Notice that the camera_distortion parameters after calibration are different. The resulting rotation and translation matrices are also different

stereo_calibrate_example.cpp.txt
stereo_calibrate_example.py.txt
stereo_calibration_arguments.xml.txt

Thank you!

@AndrewMartchenko
stereoCalibrate signature:

stereoCalibrate(objectPoints, imagePoints1, imagePoints2, cameraMatrix1, distCoeffs1, cameraMatrix2, distCoeffs2,
                imageSize[, R[, T[, E[, F[, flags[, criteria]]]]]])
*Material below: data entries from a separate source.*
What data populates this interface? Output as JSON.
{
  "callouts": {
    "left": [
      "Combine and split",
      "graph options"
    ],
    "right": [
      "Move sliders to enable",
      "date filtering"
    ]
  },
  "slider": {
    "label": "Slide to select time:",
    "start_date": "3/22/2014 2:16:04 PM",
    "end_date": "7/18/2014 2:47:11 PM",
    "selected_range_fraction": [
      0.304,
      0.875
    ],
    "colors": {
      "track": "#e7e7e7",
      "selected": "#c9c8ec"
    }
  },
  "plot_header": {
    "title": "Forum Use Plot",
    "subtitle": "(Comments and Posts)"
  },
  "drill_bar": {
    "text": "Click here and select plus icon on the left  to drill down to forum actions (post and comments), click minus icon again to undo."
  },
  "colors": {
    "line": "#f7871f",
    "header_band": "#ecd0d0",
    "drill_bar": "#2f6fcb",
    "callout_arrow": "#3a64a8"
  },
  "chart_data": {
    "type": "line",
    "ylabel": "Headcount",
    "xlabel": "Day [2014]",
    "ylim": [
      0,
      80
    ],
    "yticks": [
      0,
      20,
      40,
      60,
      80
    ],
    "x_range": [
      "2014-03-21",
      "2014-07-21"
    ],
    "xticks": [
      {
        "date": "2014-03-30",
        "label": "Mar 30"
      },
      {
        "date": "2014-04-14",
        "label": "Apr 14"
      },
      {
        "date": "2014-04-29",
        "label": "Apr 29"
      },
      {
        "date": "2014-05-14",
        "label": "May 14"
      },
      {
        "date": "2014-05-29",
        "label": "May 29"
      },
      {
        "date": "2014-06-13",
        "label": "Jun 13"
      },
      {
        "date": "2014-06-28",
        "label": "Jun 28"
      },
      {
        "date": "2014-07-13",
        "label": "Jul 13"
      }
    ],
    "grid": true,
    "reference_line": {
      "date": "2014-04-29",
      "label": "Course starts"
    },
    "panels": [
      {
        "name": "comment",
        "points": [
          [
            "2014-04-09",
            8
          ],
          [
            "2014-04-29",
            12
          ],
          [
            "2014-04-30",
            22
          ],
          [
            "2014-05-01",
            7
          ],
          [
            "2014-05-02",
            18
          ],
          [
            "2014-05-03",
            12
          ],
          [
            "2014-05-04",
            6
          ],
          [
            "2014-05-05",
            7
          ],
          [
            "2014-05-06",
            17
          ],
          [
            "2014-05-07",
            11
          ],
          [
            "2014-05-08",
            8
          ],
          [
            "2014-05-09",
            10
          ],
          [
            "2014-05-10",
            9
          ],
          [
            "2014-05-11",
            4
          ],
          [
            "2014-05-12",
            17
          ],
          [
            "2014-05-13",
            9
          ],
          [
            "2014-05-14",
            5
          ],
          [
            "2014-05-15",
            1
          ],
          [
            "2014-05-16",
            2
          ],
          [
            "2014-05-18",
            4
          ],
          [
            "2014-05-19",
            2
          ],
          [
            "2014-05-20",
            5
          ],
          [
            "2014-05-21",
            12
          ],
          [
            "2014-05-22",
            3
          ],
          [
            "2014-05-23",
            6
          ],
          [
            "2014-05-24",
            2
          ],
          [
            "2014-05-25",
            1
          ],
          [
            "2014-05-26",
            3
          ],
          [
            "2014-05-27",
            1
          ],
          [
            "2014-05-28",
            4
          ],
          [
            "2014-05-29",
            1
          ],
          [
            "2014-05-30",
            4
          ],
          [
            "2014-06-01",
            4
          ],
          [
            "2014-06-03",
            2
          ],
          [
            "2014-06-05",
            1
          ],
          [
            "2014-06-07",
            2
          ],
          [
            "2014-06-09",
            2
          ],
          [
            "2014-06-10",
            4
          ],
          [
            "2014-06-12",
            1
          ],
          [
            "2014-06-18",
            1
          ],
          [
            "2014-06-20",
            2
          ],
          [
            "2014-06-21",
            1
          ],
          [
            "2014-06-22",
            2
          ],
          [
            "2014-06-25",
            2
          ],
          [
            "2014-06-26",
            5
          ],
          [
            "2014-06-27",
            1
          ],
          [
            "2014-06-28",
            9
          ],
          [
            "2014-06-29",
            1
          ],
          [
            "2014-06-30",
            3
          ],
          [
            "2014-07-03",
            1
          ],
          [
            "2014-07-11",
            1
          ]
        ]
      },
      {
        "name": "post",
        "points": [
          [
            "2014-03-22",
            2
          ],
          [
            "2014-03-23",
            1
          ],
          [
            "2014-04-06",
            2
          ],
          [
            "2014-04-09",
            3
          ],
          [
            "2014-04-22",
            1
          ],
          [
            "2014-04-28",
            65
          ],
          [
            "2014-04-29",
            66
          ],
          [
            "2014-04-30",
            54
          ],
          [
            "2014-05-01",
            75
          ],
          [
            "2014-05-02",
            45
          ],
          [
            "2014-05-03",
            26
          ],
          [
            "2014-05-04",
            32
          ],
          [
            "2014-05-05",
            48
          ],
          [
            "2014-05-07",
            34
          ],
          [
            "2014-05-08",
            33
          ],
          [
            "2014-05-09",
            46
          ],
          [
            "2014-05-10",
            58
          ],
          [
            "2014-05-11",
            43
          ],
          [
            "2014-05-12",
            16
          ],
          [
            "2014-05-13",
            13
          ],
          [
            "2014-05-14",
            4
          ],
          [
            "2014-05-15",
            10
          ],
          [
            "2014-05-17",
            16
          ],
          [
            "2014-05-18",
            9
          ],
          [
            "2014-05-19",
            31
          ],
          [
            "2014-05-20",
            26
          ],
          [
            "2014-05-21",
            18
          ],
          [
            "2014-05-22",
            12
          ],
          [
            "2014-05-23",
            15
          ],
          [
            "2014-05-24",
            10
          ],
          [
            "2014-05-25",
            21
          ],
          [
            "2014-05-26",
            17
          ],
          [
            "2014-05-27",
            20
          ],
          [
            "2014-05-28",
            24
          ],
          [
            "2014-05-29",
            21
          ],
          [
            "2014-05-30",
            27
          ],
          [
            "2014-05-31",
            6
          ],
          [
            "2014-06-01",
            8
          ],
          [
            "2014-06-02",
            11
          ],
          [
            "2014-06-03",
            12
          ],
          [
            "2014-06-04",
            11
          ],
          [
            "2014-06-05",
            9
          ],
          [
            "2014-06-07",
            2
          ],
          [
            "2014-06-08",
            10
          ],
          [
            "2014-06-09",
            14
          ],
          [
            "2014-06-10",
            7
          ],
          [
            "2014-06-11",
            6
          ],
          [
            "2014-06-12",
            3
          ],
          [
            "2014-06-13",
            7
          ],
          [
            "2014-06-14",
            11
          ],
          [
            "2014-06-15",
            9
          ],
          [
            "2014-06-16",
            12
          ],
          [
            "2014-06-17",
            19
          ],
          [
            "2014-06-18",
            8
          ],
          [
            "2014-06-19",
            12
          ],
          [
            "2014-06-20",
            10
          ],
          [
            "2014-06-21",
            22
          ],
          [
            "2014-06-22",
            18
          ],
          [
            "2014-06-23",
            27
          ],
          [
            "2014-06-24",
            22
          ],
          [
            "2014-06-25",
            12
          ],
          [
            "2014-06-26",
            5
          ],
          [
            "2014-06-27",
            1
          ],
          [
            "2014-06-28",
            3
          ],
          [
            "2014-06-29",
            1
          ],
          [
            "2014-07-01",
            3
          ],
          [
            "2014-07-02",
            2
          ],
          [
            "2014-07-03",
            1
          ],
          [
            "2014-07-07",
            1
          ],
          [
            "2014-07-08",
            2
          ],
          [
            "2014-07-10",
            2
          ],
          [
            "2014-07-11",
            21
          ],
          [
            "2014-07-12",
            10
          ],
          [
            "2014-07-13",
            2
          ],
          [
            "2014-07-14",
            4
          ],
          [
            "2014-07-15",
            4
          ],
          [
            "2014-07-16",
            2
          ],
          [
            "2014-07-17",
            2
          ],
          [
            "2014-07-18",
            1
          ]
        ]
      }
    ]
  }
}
stereo_calibrate_example.py.txt:

...
cv2.stereoCalibrate(object_points, camera_image_points, projector_image_points, new_camera_matrix,
                    camera_distortion, new_proj_matrix, proj_distortion, (2448, 2048),
                    criteria_stereo, flags)
...

Parameter flags is after criteria, and as flag use first element of criteria. Swap this parameters or consider using "names" (flags=flags, criteria=criteria_stereo)

This will fix your problem.

@AleksandrPanov Thank you, that fixed the problem. I can't believe I missed this.